Hundreds of microbial species co-exist within the human mouth simultaneously. Because the teeth are “non-shedding surfaces,” microorganisms are able to adhere to them for long periods of time, which can lead to the formation of biofilms and dental plaque.

Forming a symbiotic relationship within dental plaque, bacteria such as streptococci or lactobacilli are able to produce organic acids in high levels following the fermentation of dietary sugars. These acids demineralize the surface of the teeth, leading eventually to periodontal disease or tooth loss. Up to 60-90% of the global population are affected by these oral diseases.

Antimicrobial agents can be prescribed to control plaque and reduce oral biofilms, but side effects are associated with some of these, including reduced taste perception and discoloration of the gums. Also, it is possible that the use of these antimicrobials is contributing to drug resistance in the bacteria.

As such, scientists are on the lookout for natural products that may be used to control biofilms and are suitable for long-term use.

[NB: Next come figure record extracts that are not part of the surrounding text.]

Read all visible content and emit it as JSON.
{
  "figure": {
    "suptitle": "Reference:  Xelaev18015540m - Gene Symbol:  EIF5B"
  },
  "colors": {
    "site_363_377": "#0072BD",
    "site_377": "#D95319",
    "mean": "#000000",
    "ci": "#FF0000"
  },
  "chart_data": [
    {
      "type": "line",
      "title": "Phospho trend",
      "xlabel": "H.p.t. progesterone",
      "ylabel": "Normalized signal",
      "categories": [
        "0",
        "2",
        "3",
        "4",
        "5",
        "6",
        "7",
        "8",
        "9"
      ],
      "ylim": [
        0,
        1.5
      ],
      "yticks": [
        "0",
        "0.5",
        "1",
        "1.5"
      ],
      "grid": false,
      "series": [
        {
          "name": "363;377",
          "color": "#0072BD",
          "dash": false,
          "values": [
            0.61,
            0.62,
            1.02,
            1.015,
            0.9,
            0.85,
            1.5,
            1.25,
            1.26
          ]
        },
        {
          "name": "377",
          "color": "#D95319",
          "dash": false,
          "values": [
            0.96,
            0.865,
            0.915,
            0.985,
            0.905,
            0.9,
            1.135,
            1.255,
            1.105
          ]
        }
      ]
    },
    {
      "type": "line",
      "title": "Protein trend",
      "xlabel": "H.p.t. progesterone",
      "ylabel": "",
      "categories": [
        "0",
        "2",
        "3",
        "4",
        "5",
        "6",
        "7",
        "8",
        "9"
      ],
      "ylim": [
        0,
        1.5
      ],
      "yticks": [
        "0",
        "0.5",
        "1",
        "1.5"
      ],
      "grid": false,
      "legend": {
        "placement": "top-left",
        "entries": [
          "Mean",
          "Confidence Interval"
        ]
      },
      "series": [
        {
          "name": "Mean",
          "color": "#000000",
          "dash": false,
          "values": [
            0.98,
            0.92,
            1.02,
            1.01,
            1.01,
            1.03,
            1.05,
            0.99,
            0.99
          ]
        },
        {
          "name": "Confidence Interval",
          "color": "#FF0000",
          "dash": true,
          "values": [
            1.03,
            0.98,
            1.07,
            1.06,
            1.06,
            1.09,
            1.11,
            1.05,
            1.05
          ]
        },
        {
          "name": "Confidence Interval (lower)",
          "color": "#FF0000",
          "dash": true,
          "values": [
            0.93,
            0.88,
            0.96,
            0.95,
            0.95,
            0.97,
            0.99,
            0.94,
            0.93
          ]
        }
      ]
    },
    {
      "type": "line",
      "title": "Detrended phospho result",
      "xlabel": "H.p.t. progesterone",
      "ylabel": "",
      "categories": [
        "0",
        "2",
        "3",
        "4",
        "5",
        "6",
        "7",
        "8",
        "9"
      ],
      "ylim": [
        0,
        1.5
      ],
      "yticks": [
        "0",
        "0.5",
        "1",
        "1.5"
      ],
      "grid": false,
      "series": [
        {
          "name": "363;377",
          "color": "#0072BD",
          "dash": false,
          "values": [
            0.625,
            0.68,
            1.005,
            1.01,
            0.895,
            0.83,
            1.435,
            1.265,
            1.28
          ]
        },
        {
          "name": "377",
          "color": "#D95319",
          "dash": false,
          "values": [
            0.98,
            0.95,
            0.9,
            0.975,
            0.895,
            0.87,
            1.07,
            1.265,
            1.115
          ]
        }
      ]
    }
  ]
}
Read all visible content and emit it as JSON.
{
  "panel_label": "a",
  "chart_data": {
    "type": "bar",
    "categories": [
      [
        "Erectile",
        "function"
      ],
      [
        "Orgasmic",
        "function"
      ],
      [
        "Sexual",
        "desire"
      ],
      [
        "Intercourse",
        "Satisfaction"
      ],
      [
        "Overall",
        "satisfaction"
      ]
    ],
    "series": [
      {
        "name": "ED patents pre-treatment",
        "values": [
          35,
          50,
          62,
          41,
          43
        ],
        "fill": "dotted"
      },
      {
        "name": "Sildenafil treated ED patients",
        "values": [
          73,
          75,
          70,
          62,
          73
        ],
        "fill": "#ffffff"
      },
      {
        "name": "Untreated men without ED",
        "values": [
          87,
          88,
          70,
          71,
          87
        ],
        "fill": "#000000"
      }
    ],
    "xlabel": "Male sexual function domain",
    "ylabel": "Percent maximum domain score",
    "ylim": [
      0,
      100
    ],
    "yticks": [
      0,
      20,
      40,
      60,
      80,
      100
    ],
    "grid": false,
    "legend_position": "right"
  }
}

Novel strategies for new antimicrobial treatments

The researchers note that polyphenols from tea and cranberries, and phenolic extracts from wine and grapes, have recently been implicated in inhibiting the growth of strains of Streptococcus.

Red wine – both with and without alcohol – and the combined wine and grape seed extract were most effective at combatting the bacteria.

Using a biofilm model of a dental plaque that integrates five species of bacteria associated with oral disease, the researchers further investigated the potential for red wine to inhibit biofilm production.

These biofilm cultures were placed variously in red wine, alcohol-free red wine, red wine with grape seed extract, water and 12% ethanol for a couple of minutes each.

The researchers found that red wine – both with and without alcohol – and the combined wine and grape seed extract were most effective at combatting the bacteria.

“Our results show that red wine, at moderate concentration, inhibits the growth of some pathogenic species in an oral biofilm model,” the researchers write in their conclusion.

They continue:

“These findings contribute to existing knowledge about the beneficial effects of red wines (one of the most important products of agriculture and food industries) on human health. Moreover, the promising results concerning grape seed extract, which showed the highest antimicrobial activity, open promising ways toward a natural ingredient in the formulation of oral care products specifically indicated for the prevention of caries, due to its antimicrobial properties.”

Recently, Medical News Today reported on a study that questioned the health benefits of the antioxidants in red wine. In particular, the researchers found no evidence that the antioxidant resveratrol – which is also found in grapes, berries, peanuts and chocolate – protects against cardiovascular disease or cancer, or makes people live longer.

Despite this, the researchers did acknowledge other studies that find a positive association between consumption of red wine, dark chocolate and berries and heart health.

“It’s just that the benefits, if they are there, must come from other polyphenols or substances found in those foodstuffs,” said the researchers. “These are complex foods, and all we really know from our study is that the benefits are probably not due to resveratrol.”